サイバーエージェント社長の藤田晋は、2026年の社長交代を表明し、16人の幹部が後継者候補に選ばれた。ボストンコンサルティングや早稲田大学のチームが構築した研修プログラムに加え、2人の社外取締役も加わったプレゼンテーション等の選抜プロセスが3年間にわたって組まれた。藤田は、候補者たちをどう評価しているのだろうか。全5回連載の第2回。(名古屋外国語大学教授 小野展克)
楽観的でとてもポジティブなプレゼン
次期社長を育成する研修で、16人の社長候補は「今後10年のサイバーエージェントの戦略について」をテーマにプレゼンを実施した。藤田は、16人のプレゼンをこんなふうに評価した。

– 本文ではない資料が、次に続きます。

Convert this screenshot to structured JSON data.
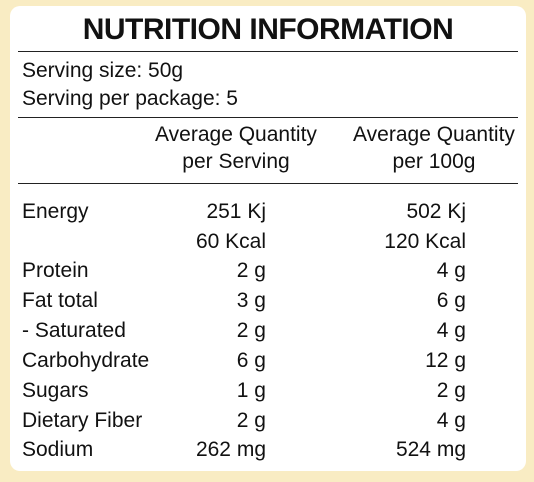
{
  "title": "NUTRITION INFORMATION",
  "serving_size": "Serving size: 50g",
  "servings_per_package": "Serving per package: 5",
  "columns": {
    "per_serving_line1": "Average Quantity",
    "per_serving_line2": "per Serving",
    "per_100g_line1": "Average Quantity",
    "per_100g_line2": "per 100g"
  },
  "rows": [
    {
      "label": "Energy",
      "per_serving": "251 Kj",
      "per_100g": "502 Kj"
    },
    {
      "label": "",
      "per_serving": "60 Kcal",
      "per_100g": "120 Kcal"
    },
    {
      "label": "Protein",
      "per_serving": "2 g",
      "per_100g": "4 g"
    },
    {
      "label": "Fat total",
      "per_serving": "3 g",
      "per_100g": "6 g"
    },
    {
      "label": "- Saturated",
      "per_serving": "2 g",
      "per_100g": "4 g"
    },
    {
      "label": "Carbohydrate",
      "per_serving": "6 g",
      "per_100g": "12 g"
    },
    {
      "label": "Sugars",
      "per_serving": "1 g",
      "per_100g": "2 g"
    },
    {
      "label": "Dietary Fiber",
      "per_serving": "2 g",
      "per_100g": "4 g"
    },
    {
      "label": "Sodium",
      "per_serving": "262 mg",
      "per_100g": "524 mg"
    }
  ],
  "colors": {
    "background": "#f9ecc3",
    "panel": "#ffffff",
    "text": "#111111"
  }
}
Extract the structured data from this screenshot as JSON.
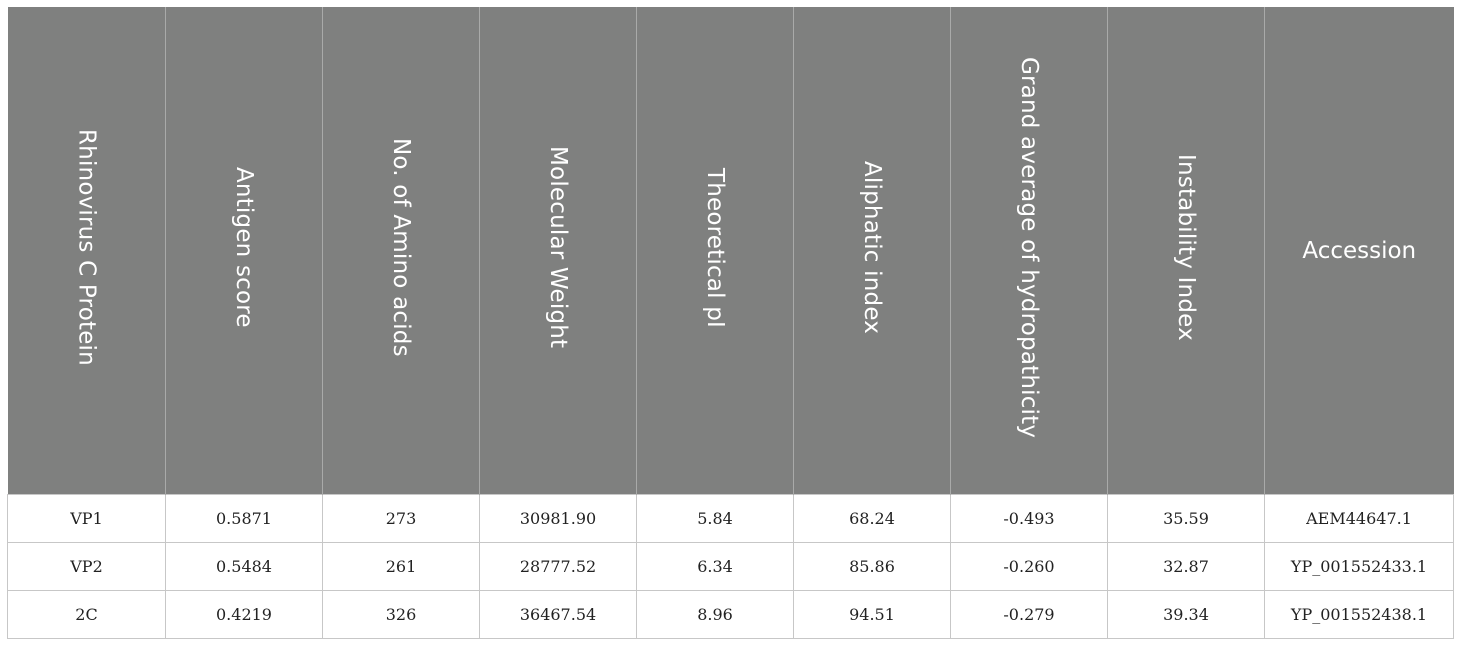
{
  "table": {
    "headers": [
      {
        "label": "Rhinovirus C Protein",
        "orientation": "vertical"
      },
      {
        "label": "Antigen score",
        "orientation": "vertical"
      },
      {
        "label": "No. of Amino acids",
        "orientation": "vertical"
      },
      {
        "label": "Molecular Weight",
        "orientation": "vertical"
      },
      {
        "label": "Theoretical pI",
        "orientation": "vertical"
      },
      {
        "label": "Aliphatic index",
        "orientation": "vertical"
      },
      {
        "label": "Grand average of hydropathicity",
        "orientation": "vertical"
      },
      {
        "label": "Instability Index",
        "orientation": "vertical"
      },
      {
        "label": "Accession",
        "orientation": "horizontal"
      }
    ],
    "rows": [
      [
        "VP1",
        "0.5871",
        "273",
        "30981.90",
        "5.84",
        "68.24",
        "-0.493",
        "35.59",
        "AEM44647.1"
      ],
      [
        "VP2",
        "0.5484",
        "261",
        "28777.52",
        "6.34",
        "85.86",
        "-0.260",
        "32.87",
        "YP_001552433.1"
      ],
      [
        "2C",
        "0.4219",
        "326",
        "36467.54",
        "8.96",
        "94.51",
        "-0.279",
        "39.34",
        "YP_001552438.1"
      ]
    ]
  },
  "colors": {
    "header_background": "#7f807f",
    "header_text": "#ffffff",
    "cell_border": "#c7c7c7"
  }
}
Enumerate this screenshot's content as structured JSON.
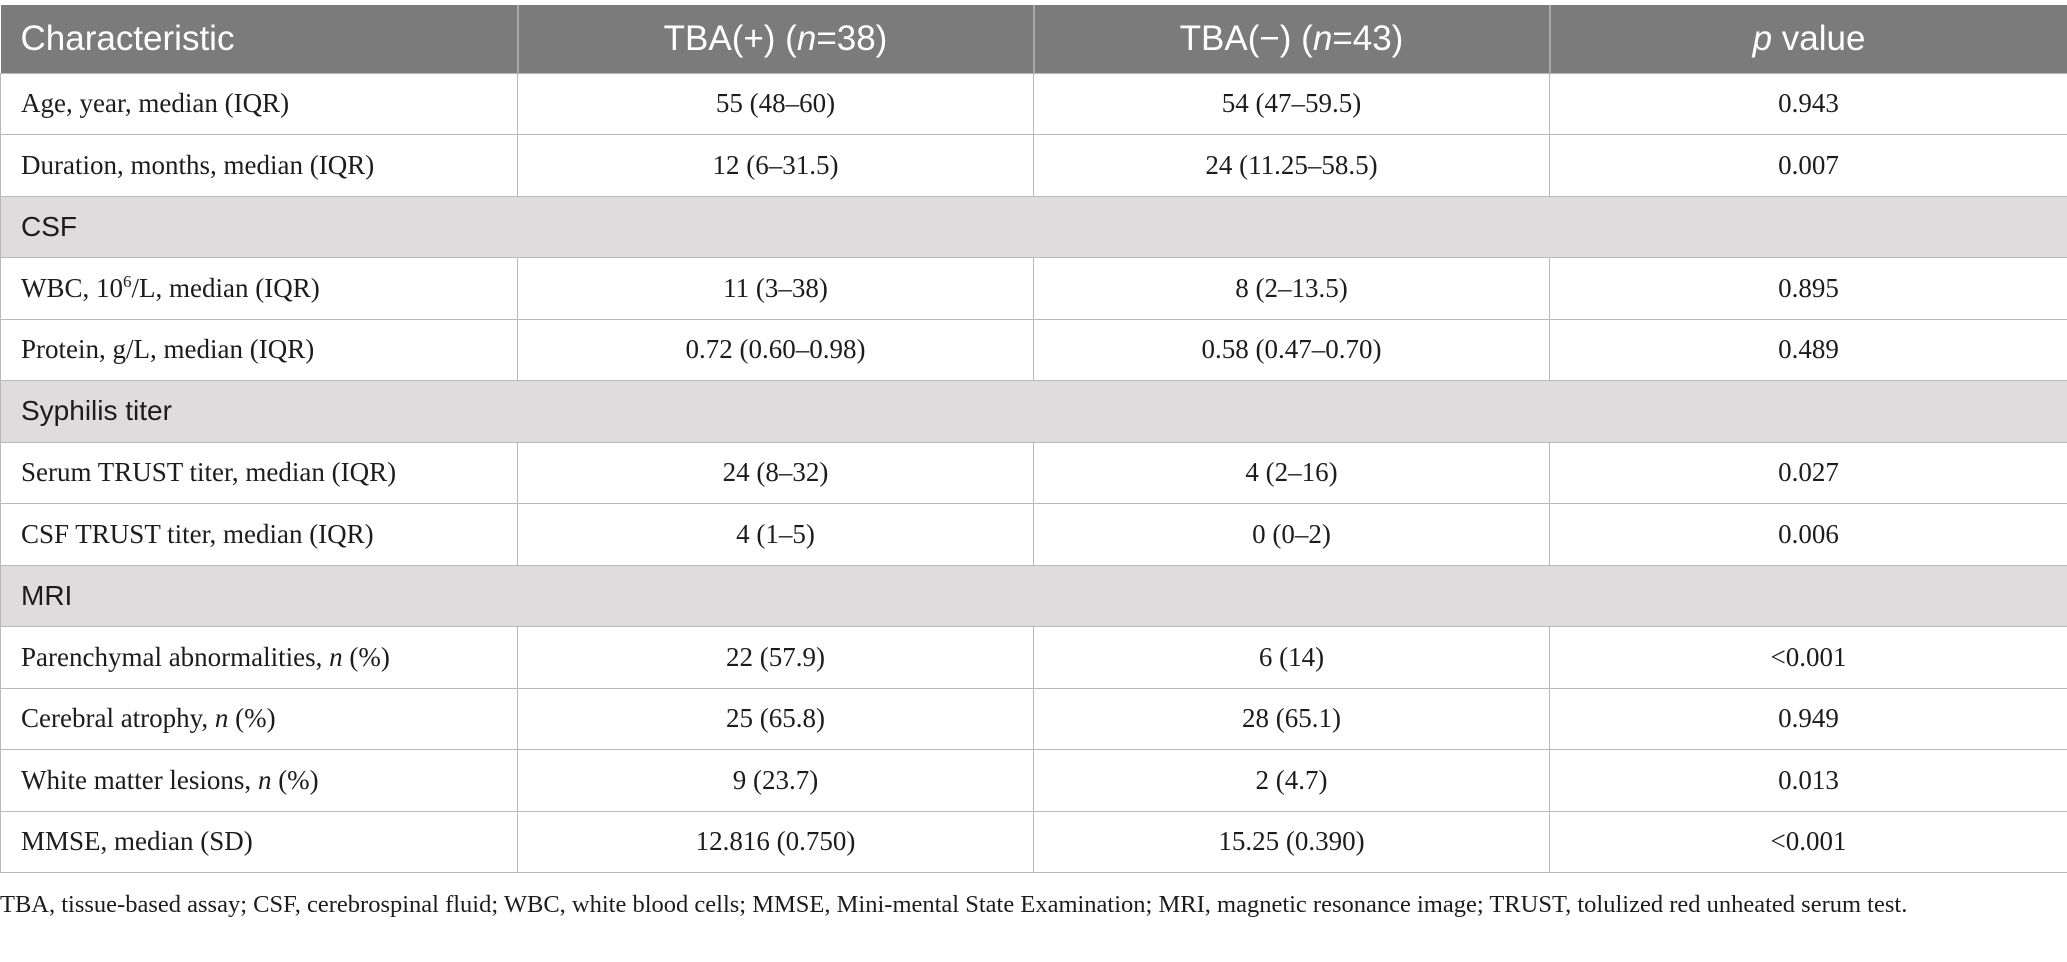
{
  "header": {
    "col1": "Characteristic",
    "col2_pre": "TBA(+) (",
    "col2_n": "n",
    "col2_post": "=38)",
    "col3_pre": "TBA(−) (",
    "col3_n": "n",
    "col3_post": "=43)",
    "col4_p": "p",
    "col4_post": " value"
  },
  "rows": {
    "age": {
      "label": "Age, year, median (IQR)",
      "pos": "55 (48–60)",
      "neg": "54 (47–59.5)",
      "p": "0.943"
    },
    "duration": {
      "label": "Duration, months, median (IQR)",
      "pos": "12 (6–31.5)",
      "neg": "24 (11.25–58.5)",
      "p": "0.007"
    },
    "csf_section": "CSF",
    "wbc": {
      "label_pre": "WBC, 10",
      "label_sup": "6",
      "label_post": "/L, median (IQR)",
      "pos": "11 (3–38)",
      "neg": "8 (2–13.5)",
      "p": "0.895"
    },
    "protein": {
      "label": "Protein, g/L, median (IQR)",
      "pos": "0.72 (0.60–0.98)",
      "neg": "0.58 (0.47–0.70)",
      "p": "0.489"
    },
    "syphilis_section": "Syphilis titer",
    "serum_trust": {
      "label": "Serum TRUST titer, median (IQR)",
      "pos": "24 (8–32)",
      "neg": "4 (2–16)",
      "p": "0.027"
    },
    "csf_trust": {
      "label": "CSF TRUST titer, median (IQR)",
      "pos": "4 (1–5)",
      "neg": "0 (0–2)",
      "p": "0.006"
    },
    "mri_section": "MRI",
    "parenchymal": {
      "label_pre": "Parenchymal abnormalities, ",
      "label_n": "n",
      "label_post": " (%)",
      "pos": "22 (57.9)",
      "neg": "6 (14)",
      "p": "<0.001"
    },
    "atrophy": {
      "label_pre": "Cerebral atrophy, ",
      "label_n": "n",
      "label_post": " (%)",
      "pos": "25 (65.8)",
      "neg": "28 (65.1)",
      "p": "0.949"
    },
    "white_matter": {
      "label_pre": "White matter lesions, ",
      "label_n": "n",
      "label_post": " (%)",
      "pos": "9 (23.7)",
      "neg": "2 (4.7)",
      "p": "0.013"
    },
    "mmse": {
      "label": "MMSE, median (SD)",
      "pos": "12.816 (0.750)",
      "neg": "15.25 (0.390)",
      "p": "<0.001"
    }
  },
  "footnote": "TBA, tissue-based assay; CSF, cerebrospinal fluid; WBC, white blood cells; MMSE, Mini-mental State Examination; MRI, magnetic resonance image; TRUST, tolulized red unheated serum test."
}
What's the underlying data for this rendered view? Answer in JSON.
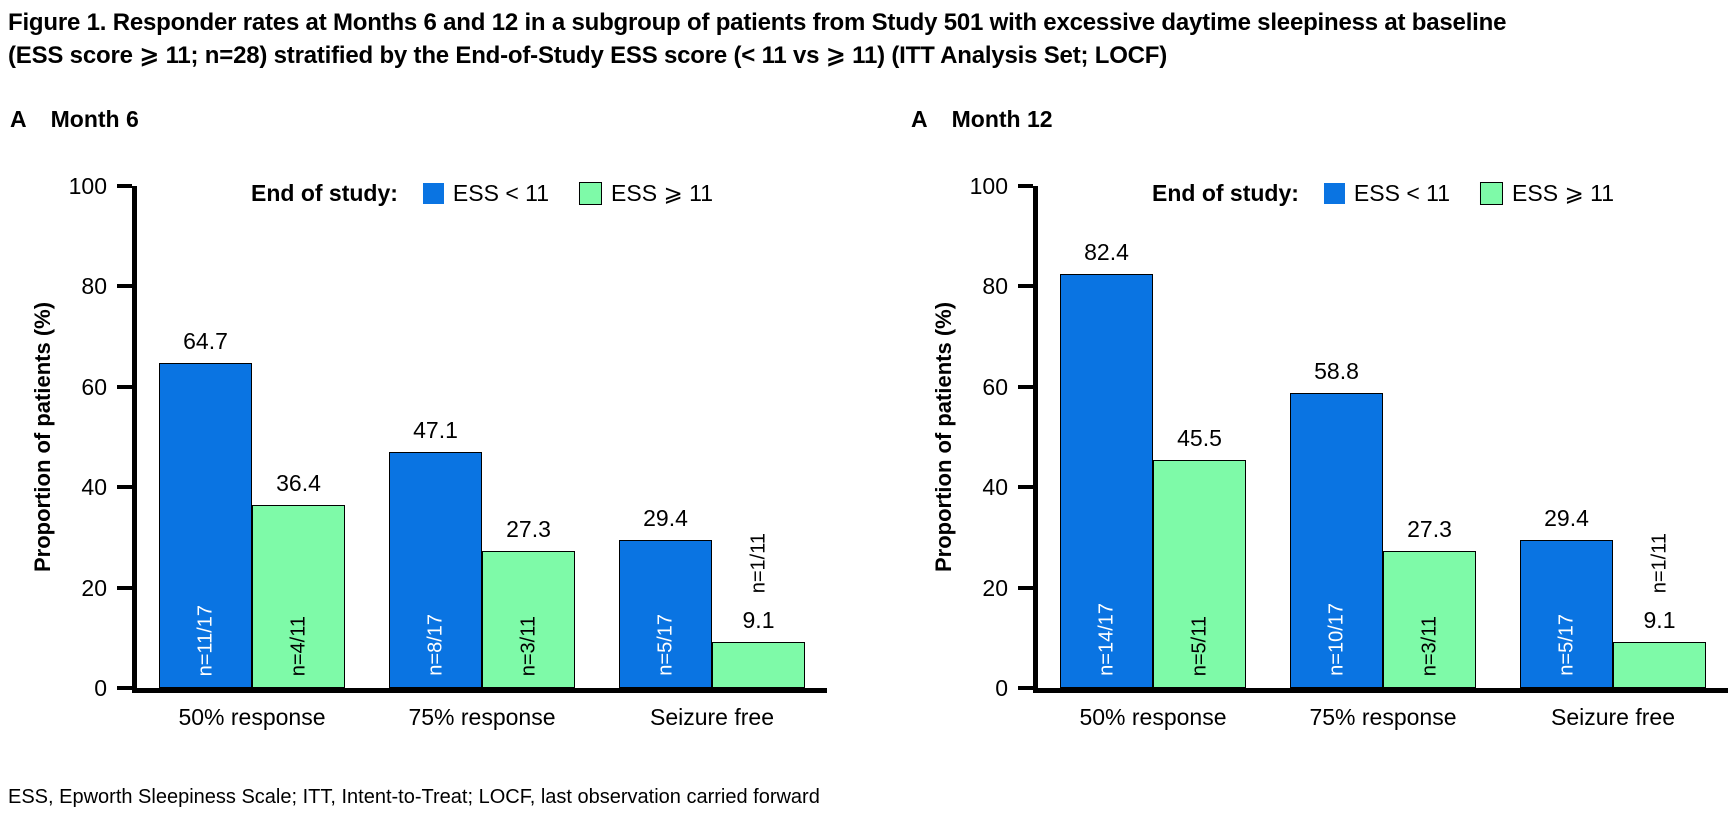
{
  "figure": {
    "title_lines": [
      "Figure 1. Responder rates at Months 6 and 12 in a subgroup of patients from Study 501 with excessive daytime sleepiness at baseline",
      "(ESS score ⩾ 11; n=28) stratified by the End-of-Study ESS score (< 11 vs ⩾ 11) (ITT Analysis Set; LOCF)"
    ],
    "footnote": "ESS, Epworth Sleepiness Scale; ITT, Intent-to-Treat; LOCF, last observation carried forward"
  },
  "colors": {
    "ess_lt_11": "#0A74E2",
    "ess_ge_11": "#7EFAA8",
    "axis": "#000000",
    "bar_label_on_blue": "#FFFFFF",
    "bar_label_on_green": "#000000"
  },
  "chart_data": [
    {
      "type": "bar",
      "panel_letter": "A",
      "panel_title": "Month 6",
      "ylabel": "Proportion of patients (%)",
      "ylim": [
        0,
        100
      ],
      "yticks": [
        0,
        20,
        40,
        60,
        80,
        100
      ],
      "grid": false,
      "legend_position": "top-center-inside",
      "legend_title": "End of study:",
      "categories": [
        "50% response",
        "75% response",
        "Seizure free"
      ],
      "series": [
        {
          "name": "ESS < 11",
          "color": "#0A74E2",
          "label_color": "#FFFFFF",
          "values": [
            64.7,
            47.1,
            29.4
          ],
          "bar_labels": [
            "n=11/17",
            "n=8/17",
            "n=5/17"
          ]
        },
        {
          "name": "ESS ⩾ 11",
          "color": "#7EFAA8",
          "label_color": "#000000",
          "values": [
            36.4,
            27.3,
            9.1
          ],
          "bar_labels": [
            "n=4/11",
            "n=3/11",
            "n=1/11"
          ]
        }
      ]
    },
    {
      "type": "bar",
      "panel_letter": "A",
      "panel_title": "Month 12",
      "ylabel": "Proportion of patients (%)",
      "ylim": [
        0,
        100
      ],
      "yticks": [
        0,
        20,
        40,
        60,
        80,
        100
      ],
      "grid": false,
      "legend_position": "top-center-inside",
      "legend_title": "End of study:",
      "categories": [
        "50% response",
        "75% response",
        "Seizure free"
      ],
      "series": [
        {
          "name": "ESS < 11",
          "color": "#0A74E2",
          "label_color": "#FFFFFF",
          "values": [
            82.4,
            58.8,
            29.4
          ],
          "bar_labels": [
            "n=14/17",
            "n=10/17",
            "n=5/17"
          ]
        },
        {
          "name": "ESS ⩾ 11",
          "color": "#7EFAA8",
          "label_color": "#000000",
          "values": [
            45.5,
            27.3,
            9.1
          ],
          "bar_labels": [
            "n=5/11",
            "n=3/11",
            "n=1/11"
          ]
        }
      ]
    }
  ]
}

「社長という役割の責任の重さについて、時間をかけて伝える必要があると感じました。退職金でサイバーエージェントの株を買った株主がいらっしゃる。子どもが生まれたばかりの社員もいる。数えきれない人の人生にサイバーエージェントが関わっています。永続的に続く会社にするためにも創業者である僕が経験や勘でやってきたことをきちんと言語化し、引き継ぐ必要があります」
サイバーエージェントの社員は、よく働くことで知られている。16人に選ばれた人々は、その中で、営業や事業責任者等の仕事で結果を残し、幹部としてマネジメントで高い評価を得た猛者ばりだ。
しかし、社員や幹部として優秀なことと、社長になれることは、まったく違うのだ。
創業期の藤田は今の藤田からは想像できない苦境に陥っていた。藤田の著書『渋谷ではたらく社長の告白』には、次のようなことがが記されている。
藤田がサイバーエージェントの株式を上場させたのは2000年3月。創業からわずか2年目で藤田は26歳だった。ITバブルの波に乗って、藤田は若手IT起業家の代表格として時代の寵児になった。マスメディアからもてはやされ、投資家や証券会社の訪問が列をなした。上場で調達した資金は225億円に達した。
しかし、この225億円が、藤田に重くのしかかる。
米市場でIT関連の株価が崩れると、日本の市場も変調を来しITバブルは崩壊。サイバーエージェントの株価も急速に値を崩した。マスメディアは手のひらを返したように藤田を筆頭としたベンチャー起業家をたたき始めた。損失を抱えた株主の態度も一転して厳しくなる。さらに大量採用した社員の退社が続き、新規採用も厳しくなった。
上場によって巨額の創業者利益を得た藤田への怨嗟も重なったのだろう。ネットには藤田への殺害予告まで書き込まれたという。
売り上げが伸びても、赤字から脱却できなければ、株価は下落を続け、投資家からの藤田への圧力は強まるばかりだった。2000年12月に開いた初の定時株主総会の際には、株価は上場時の8分の1まで暴落し、藤田は株主から罵声を浴びた。
2001年に入って、ようやく株価が下げ止まった。しかし、株式市場は残酷な現実を藤田に突き付けた。会社の保有する現金が180億円もあるのに、時価総額が90億円になっていたのだ。